Boy M Bachtiar
Department of Oral Biology, Faculty of Dentistry, Universitas Indonesia
Periodontal disease is a pathological condition that involves inflammation process induced by mature subgingival plaque, which means un-controlled biofilm has occurred. This is a key point in clinical consideration when using antibiotic as adjunct in periodontal therapy as biofilm disruption is a necessary step. This is due to undisrupted biofilm may decrease the efficacy of antimicrobial therapy. Periodontopathogens that consistently associated with periodontal disease are the red complex (P. gingivalis, T. forsythia, and P. Intermedia). As Gram-negative bacteria, their cell wall consists of lipopolysaccharides that act as powerful stimulants for inflammatory reaction. Thus, the presence of these bacteria is a marker for destructive periodontal disease. The host defense system, including innate and adaptive immunity, is another determinant in the pathogenesis of periodontal disease.
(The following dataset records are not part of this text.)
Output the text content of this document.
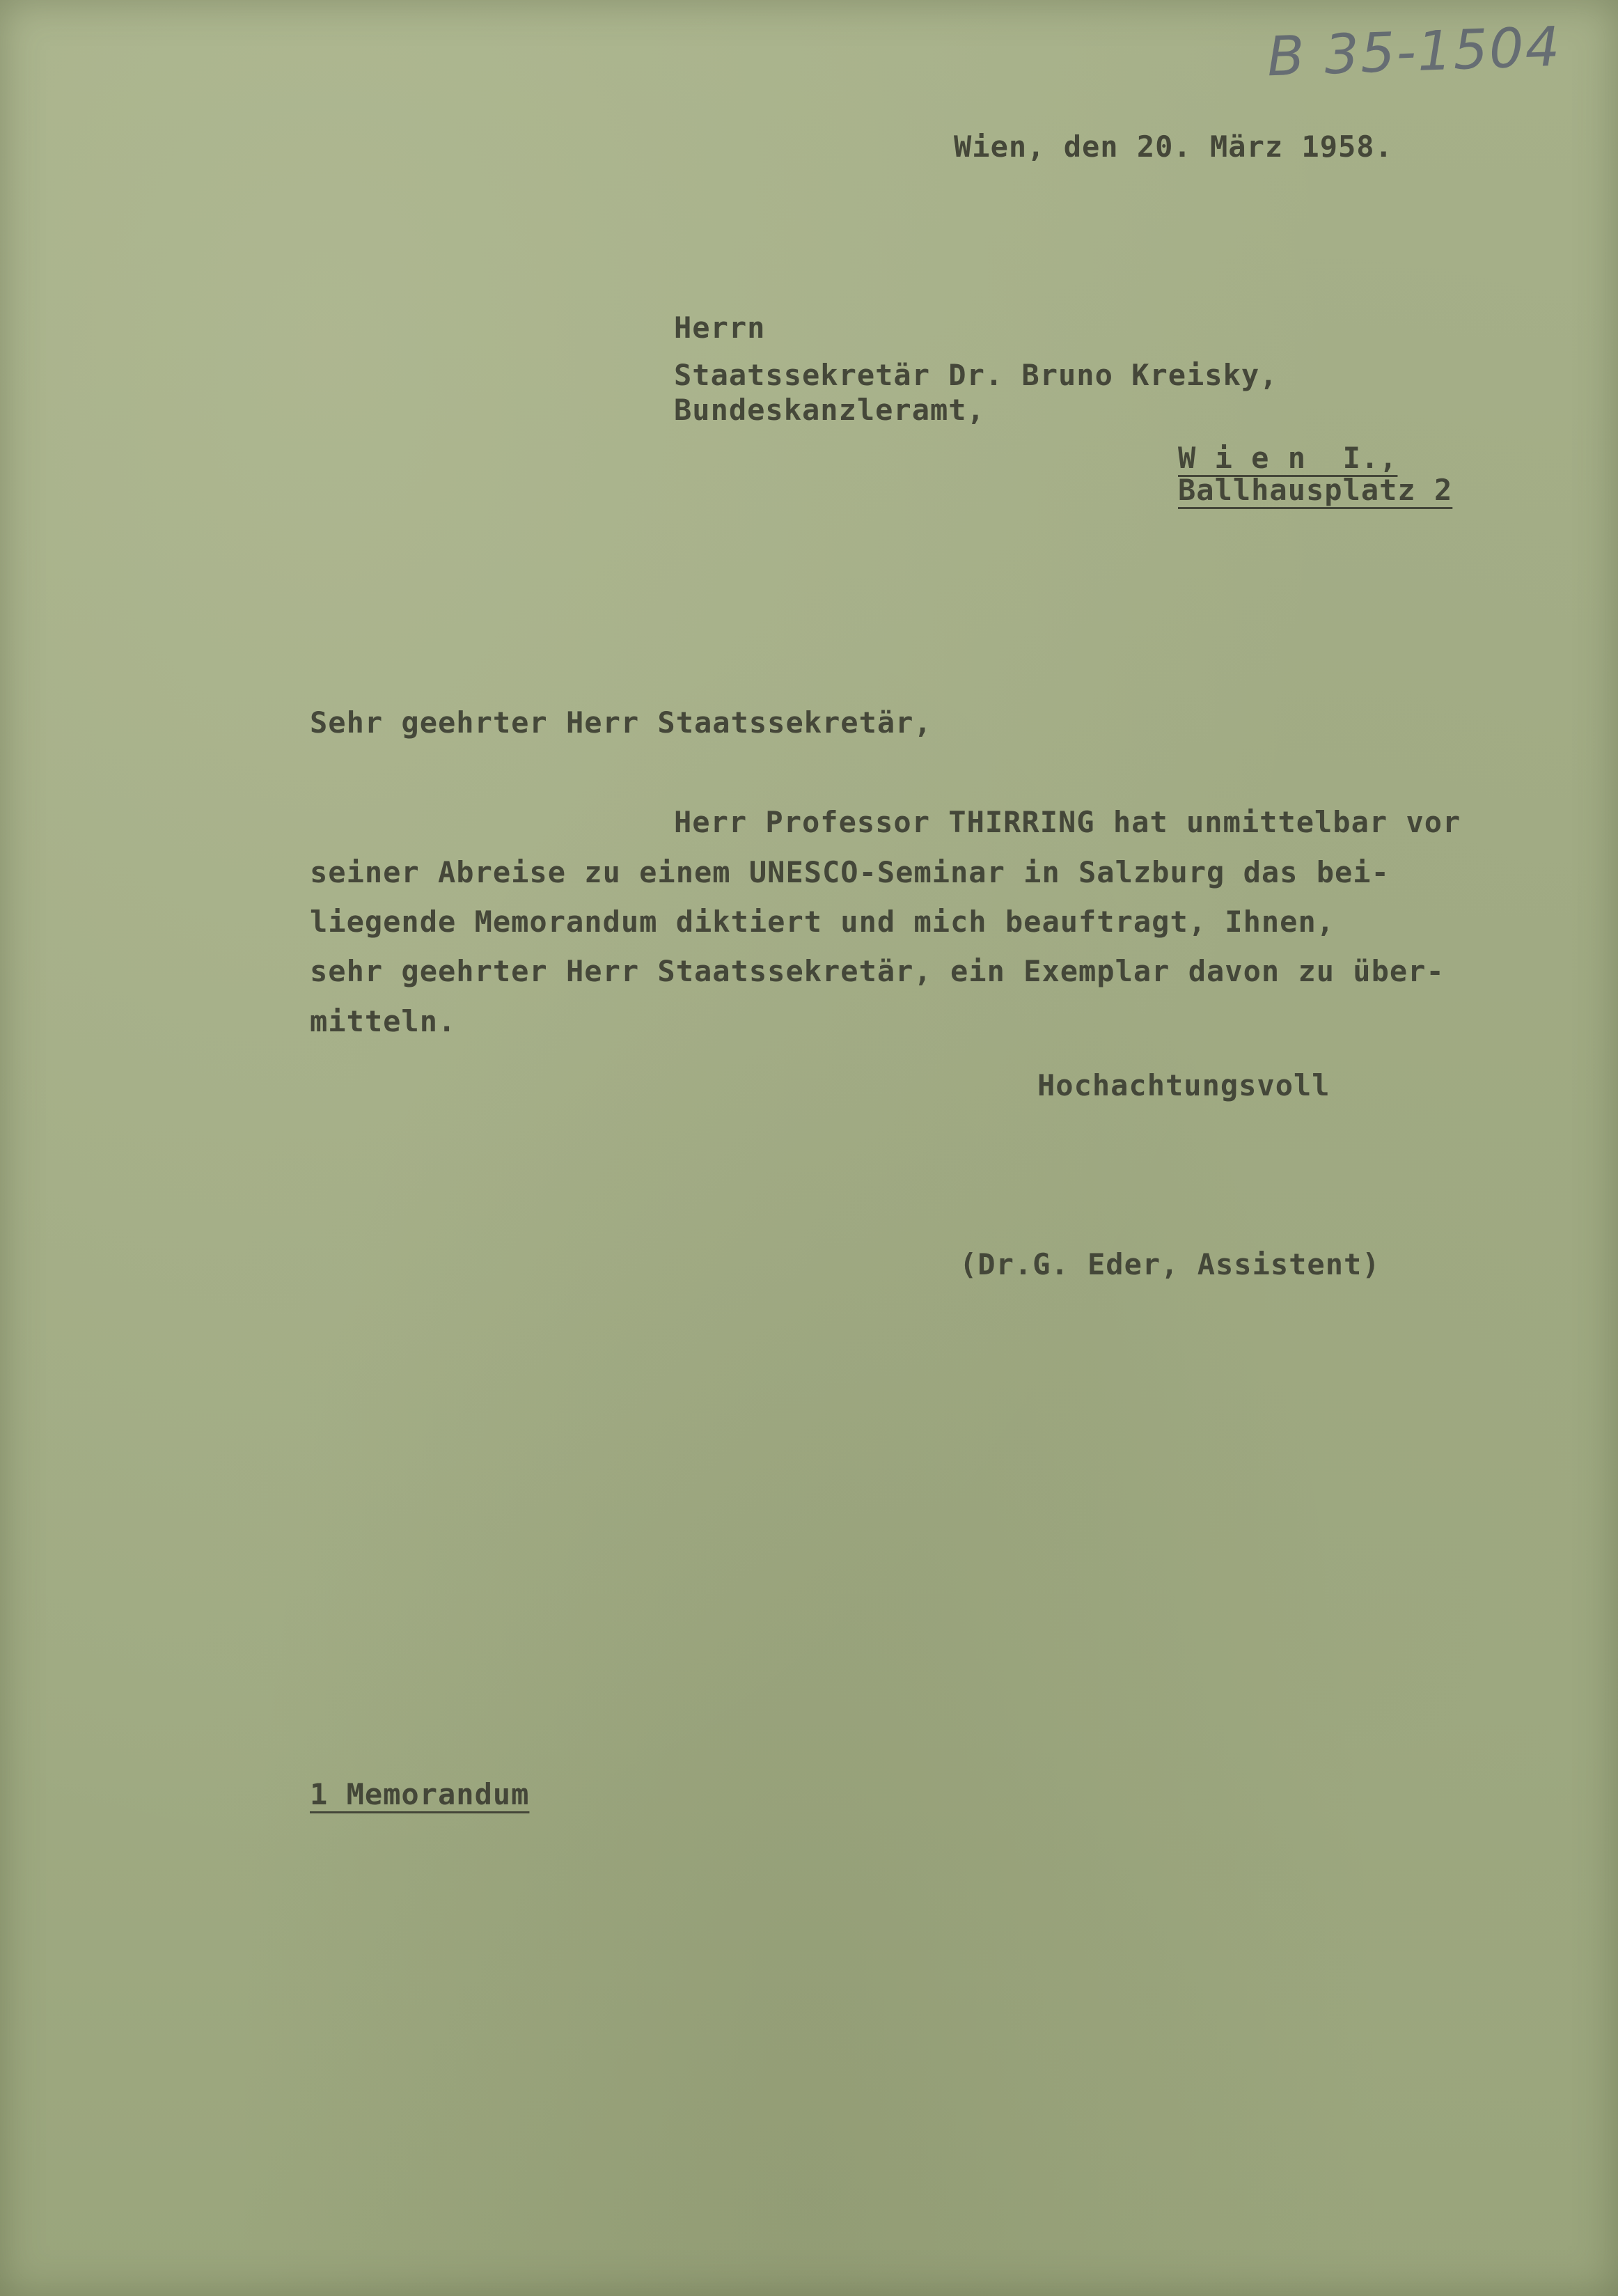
B 35-1504
Wien, den 20. März 1958.
Herrn
Staatssekretär Dr. Bruno Kreisky,
Bundeskanzleramt,
W i e n  I.,
Ballhausplatz 2
Sehr geehrter Herr Staatssekretär,
Herr Professor THIRRING hat unmittelbar vor
seiner Abreise zu einem UNESCO-Seminar in Salzburg das bei-
liegende Memorandum diktiert und mich beauftragt, Ihnen,
sehr geehrter Herr Staatssekretär, ein Exemplar davon zu über-
mitteln.
Hochachtungsvoll
(Dr.G. Eder, Assistent)
1 Memorandum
The initial inflammation in the periodontal tissues is a physiologic defense mechanism triggered by the microbial in biofilm. Thus, it is not pathology reaction. Failure to eradicate the biofilms, especially in sub-gingival pocket, the established lesion exist that reflects a pathology stage. This is also a period of transition from the innate to the acquired immune response. At this time, inflammatory cells such as macrophages, plasma cells, and T and B lymphocytes are dominant and will continue to produce inflammatory mediators in an effort to destroy the pathogens. Finally, researchers have found that genetic signaling pathways is the other determinant that affects individual response by influence the expression of inflammatory mediators in response to the presence of periodontopathogen.